I tried to solve CEOI 2017 Day1 problem — Mousetrap today during the csacademy mirror.
My idea is a bit different than what model solution does, but in the same time complexity O(nlogn).
I'll describe it briefly. First, let's assume we can freeze the mouse for a while and prepare the way for her. Let's calculate answer for this case and call it pathOnly. This is computed by the simple formula.
Now let's unfreeze the mouse. We will do binary search on answer — how many additional operations do we need now. Let's precalculate cost[] for each vertex x, meaning: how many additional operations if mouse gets to vertex x and stays there forever. Forever means in this case: until we prepare the rest of the graph for her.
Cost is computed by a simple recursive formula : cost[onPath] = 0 and cost[x] = cost[parent[x]] + degree(x) — 1 otherwise.
Now let's move to the last step of the solution. Assume we are at some step of binsearch checking if the result can be not greater than k now. If a vertex has cost bigger than k, we should never let the mouse reach it. Otherwise, the mouse can safely get to that vertex.
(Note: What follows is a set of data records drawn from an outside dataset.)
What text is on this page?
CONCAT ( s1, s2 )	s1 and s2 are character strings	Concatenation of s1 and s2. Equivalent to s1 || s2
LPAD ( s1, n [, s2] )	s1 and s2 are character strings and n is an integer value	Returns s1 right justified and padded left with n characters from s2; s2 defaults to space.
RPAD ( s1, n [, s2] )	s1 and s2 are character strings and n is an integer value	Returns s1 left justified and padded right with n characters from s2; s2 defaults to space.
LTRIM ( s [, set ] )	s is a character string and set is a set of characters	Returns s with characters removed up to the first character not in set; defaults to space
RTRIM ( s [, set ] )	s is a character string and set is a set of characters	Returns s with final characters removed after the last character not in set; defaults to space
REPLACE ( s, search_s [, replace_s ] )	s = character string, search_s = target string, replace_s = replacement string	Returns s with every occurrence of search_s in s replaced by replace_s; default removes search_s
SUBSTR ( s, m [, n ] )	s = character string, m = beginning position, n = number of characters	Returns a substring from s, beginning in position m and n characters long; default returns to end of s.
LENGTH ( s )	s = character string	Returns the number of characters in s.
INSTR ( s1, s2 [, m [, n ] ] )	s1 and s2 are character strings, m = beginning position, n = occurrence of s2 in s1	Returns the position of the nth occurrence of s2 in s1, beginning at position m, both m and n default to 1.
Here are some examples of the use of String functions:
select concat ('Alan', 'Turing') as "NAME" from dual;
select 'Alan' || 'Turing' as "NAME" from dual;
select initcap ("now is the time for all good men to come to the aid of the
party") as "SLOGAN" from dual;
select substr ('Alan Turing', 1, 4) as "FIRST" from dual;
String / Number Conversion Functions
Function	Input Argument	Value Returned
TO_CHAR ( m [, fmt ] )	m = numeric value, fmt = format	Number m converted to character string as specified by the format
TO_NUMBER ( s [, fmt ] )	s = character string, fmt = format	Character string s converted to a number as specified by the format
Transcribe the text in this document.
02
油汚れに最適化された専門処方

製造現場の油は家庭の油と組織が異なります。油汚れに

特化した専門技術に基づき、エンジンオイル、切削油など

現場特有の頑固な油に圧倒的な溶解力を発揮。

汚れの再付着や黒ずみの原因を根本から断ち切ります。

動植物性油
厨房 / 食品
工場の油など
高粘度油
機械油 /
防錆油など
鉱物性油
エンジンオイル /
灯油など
We compute dp[x] now -> how many operations do we need to succeed to be done before the mouse enters vertex x, dp[x] can be either 0 or 1. When a vertex is forbidden or sum of dps from its sons is greater than 1, dp[x] equals 1. Otherwise, it is 0. In the end, if dp[root] > 0, the answer for our current k does not exist and does exist otherwise.
The problem is that this solution doesn't work in at least two ways. I believe the implementation is O(nlogn) and should fit in the time limit, but it fails a lot. It gets WA twice, too. I would be very grateful if someone expressed his opinion about it.
Thanks in advance. PS. How to link the submission on csacademy?